中午把电影看完后,黄疑星就一直在发呆,直至常袂再次来访才回神。
常袂把所有的材料在冰箱里分门别类放好,走之前还不忘取笑她一句,“哎,钟先生这么好的对象,打着灯笼都难找啊,你可羡慕死我了。”
傍晚六点钟,钟承明办完公事,走出书房,见黄疑星还是直愣愣地站在玄关处,仿若灵魂出窍。他没叫醒对方,而是默默把秘书带来的饭菜准备好。
“小许,吃饭了。”
黄疑星走到餐桌旁,并没有坐下,而是站着身子直直地看着他,眼神宛如一汪寒潭。
“你们所有人都是不是觉得我不识好歹?觉得我作?”
钟承明不知道她一下子又想到了什么,只得连忙安慰她,“没有的事,没有人会这么想,坐下来吃饭吧。

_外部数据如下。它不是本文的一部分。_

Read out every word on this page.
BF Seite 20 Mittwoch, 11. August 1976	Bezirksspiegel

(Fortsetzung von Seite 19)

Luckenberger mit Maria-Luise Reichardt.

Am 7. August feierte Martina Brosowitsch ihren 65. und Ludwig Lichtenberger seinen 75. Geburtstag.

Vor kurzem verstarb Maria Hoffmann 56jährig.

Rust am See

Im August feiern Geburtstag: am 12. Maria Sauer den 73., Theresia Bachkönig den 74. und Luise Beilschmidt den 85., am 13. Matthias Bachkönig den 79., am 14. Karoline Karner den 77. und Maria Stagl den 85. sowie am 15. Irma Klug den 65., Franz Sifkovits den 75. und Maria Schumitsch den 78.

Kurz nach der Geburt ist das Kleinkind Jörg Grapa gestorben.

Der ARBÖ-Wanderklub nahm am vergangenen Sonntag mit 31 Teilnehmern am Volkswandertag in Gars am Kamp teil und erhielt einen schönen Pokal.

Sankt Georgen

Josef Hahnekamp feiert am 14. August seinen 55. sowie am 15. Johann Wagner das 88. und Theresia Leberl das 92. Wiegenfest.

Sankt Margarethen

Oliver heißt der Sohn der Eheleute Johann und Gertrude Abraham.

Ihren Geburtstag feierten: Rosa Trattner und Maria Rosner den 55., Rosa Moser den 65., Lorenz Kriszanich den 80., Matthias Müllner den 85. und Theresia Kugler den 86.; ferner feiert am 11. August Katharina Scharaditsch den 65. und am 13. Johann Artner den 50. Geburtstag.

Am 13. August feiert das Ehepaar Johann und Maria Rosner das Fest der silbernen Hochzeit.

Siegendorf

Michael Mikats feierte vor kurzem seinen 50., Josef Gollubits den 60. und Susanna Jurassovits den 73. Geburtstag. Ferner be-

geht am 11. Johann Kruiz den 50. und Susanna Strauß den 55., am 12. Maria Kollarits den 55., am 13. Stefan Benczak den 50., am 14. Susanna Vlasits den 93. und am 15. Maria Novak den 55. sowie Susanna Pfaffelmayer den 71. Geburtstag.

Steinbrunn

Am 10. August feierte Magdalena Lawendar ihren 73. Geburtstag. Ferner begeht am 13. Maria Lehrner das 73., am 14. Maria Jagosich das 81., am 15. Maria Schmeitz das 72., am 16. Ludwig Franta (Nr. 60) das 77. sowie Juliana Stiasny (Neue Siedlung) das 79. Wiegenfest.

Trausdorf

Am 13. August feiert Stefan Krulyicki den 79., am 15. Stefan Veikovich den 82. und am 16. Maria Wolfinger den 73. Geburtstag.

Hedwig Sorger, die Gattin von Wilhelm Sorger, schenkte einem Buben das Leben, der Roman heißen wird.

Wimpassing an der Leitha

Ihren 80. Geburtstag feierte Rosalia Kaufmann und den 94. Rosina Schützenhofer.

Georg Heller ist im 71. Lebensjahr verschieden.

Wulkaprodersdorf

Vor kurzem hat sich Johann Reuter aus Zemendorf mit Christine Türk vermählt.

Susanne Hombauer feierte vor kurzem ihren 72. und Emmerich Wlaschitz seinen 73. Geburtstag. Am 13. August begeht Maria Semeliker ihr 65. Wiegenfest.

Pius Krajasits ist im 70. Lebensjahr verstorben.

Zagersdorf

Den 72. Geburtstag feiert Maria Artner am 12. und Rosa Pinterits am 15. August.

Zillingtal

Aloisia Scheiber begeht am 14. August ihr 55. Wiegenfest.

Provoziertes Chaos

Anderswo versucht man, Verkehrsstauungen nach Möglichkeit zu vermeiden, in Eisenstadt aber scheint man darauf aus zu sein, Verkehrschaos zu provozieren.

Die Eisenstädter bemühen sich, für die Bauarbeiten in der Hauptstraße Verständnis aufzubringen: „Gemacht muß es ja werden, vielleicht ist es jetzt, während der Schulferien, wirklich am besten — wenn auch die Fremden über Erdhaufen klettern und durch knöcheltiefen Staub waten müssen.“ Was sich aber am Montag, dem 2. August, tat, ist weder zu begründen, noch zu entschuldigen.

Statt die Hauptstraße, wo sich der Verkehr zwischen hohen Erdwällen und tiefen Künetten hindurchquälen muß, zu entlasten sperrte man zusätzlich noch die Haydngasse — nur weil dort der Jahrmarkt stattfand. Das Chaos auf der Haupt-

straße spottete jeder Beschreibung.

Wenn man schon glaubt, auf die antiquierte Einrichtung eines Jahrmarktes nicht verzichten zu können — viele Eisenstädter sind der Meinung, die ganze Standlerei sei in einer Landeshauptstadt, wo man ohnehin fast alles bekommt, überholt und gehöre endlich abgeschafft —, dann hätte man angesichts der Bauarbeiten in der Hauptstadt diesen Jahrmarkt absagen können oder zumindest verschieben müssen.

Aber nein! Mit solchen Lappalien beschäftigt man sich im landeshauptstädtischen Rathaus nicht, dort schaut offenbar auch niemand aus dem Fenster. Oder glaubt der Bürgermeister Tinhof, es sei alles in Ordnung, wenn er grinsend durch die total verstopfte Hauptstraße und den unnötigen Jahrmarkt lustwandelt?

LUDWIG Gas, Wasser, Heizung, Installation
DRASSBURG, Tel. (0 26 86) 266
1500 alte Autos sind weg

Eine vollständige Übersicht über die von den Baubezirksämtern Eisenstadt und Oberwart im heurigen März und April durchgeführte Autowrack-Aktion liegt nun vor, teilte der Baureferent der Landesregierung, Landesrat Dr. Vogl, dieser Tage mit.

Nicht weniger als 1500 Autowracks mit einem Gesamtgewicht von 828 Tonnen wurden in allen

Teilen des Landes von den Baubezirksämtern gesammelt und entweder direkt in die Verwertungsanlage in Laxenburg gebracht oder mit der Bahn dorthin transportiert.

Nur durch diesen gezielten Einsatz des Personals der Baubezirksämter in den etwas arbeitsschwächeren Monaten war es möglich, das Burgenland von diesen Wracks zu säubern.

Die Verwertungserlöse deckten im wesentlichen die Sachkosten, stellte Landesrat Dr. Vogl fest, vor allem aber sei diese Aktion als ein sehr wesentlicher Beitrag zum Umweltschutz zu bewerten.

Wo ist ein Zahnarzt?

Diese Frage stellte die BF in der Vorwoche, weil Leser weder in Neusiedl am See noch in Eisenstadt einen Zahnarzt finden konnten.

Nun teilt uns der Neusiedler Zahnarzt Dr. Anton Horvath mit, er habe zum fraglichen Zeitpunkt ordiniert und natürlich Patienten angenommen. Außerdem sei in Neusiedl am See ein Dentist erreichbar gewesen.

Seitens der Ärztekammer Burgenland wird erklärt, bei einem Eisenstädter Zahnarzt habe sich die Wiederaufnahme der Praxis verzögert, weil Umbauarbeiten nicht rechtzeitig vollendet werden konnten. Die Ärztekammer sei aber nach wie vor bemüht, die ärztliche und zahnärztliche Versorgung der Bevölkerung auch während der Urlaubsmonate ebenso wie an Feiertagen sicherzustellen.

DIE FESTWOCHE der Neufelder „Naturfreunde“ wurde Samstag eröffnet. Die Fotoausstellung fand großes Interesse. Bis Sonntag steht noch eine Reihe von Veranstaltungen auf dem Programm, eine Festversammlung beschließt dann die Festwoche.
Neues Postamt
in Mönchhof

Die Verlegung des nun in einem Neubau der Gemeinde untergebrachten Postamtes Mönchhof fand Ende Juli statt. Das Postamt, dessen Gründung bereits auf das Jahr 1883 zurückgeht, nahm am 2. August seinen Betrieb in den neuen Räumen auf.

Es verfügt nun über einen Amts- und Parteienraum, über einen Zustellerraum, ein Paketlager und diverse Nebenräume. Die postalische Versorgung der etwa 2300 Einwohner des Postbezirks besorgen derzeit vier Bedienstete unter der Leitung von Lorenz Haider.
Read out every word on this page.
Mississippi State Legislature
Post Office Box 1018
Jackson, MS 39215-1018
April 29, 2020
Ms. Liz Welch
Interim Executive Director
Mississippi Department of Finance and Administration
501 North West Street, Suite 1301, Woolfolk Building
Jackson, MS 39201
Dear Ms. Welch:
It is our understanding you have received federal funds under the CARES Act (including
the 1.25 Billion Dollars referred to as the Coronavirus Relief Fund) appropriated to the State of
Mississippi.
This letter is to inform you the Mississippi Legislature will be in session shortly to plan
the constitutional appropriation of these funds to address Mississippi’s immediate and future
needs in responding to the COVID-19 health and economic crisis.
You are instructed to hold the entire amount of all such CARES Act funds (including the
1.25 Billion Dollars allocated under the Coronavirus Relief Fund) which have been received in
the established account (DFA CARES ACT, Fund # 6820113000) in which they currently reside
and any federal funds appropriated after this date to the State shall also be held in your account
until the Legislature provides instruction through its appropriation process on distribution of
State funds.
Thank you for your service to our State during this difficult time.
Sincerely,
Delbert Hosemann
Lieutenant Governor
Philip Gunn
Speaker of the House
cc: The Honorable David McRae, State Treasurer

”
黄疑星撑着椅子,嗤笑了一声,眼泪哗地流了下来,“你多好啊,二十四孝好老公,多金又体贴。我不识好歹,我蛮横不讲理。可是从来没有人问过我,愿不愿意把叫了二十多年的哥哥变成老公。你不觉得这种感情是扭曲的、变态的吗?你真的从来没意识到我只是把你当哥哥吗?我从来都没爱过你,我真的做不到。我不知道你怎么把哥哥与丈夫这两个角色转换自如的,但是我不行,我学不来你的,我做不到!”
四周山壁千仞的深潭,总是寒冷而刺骨的。这是条有去无回的路,没有人愿意掉进去一探究竟。
黄疑星的话,一下子把钟承明置身于一个空气慢慢流失的密闭空间内。他感觉呼吸困难,心跳加速,脑神经也一突一突的。
他狼狈地逃离了这个鲜血如注的空间。
黄疑星刚进娱乐圈的那一年,这也看不惯,那也看不惯,助理更是换了又换。每一个人,她都总能挑出点毛病来。
突然有一天,她在片场看见一个女明星训斥手下的小助理,那个小助理一脸倔强地忍受着自家艺人的批评。她突然对这个小助理有了兴趣,直觉告诉她,这个人就是她想要的助理。然后她就开了自家助理,把别人墙脚给挖了。
这个人,就是林语,唯一在黄疑星身边待满一年的人。
确实,两个人很合拍。
两个年轻的女孩子凑在一起,每天都有说不完的娱乐八卦,买不完的衣服鞋子。林语不像其他人一样,像一个呆头呆脑的机器,她有自己的思想,有自己的主见。她会犯错误,也会制造惊喜。
她们全世界乱跑,去美国听演唱会,去德国看音乐剧,去米兰逛时装秀。她们开心的,不留遗憾地过着每一天。
林语比黄疑星想象中更好,两个人在一起,仿佛天地间就没有了任何烦恼一样。
可是所有的美好,都在一夕之间改变了,变得面目全非,满目疮痍。
黄疑星不明白,命运为什么要和她开这个玩笑。
她被人下药,林语上吊自杀,哥哥突然表白并逼她签字结婚。这一切的一切,她都没法理解。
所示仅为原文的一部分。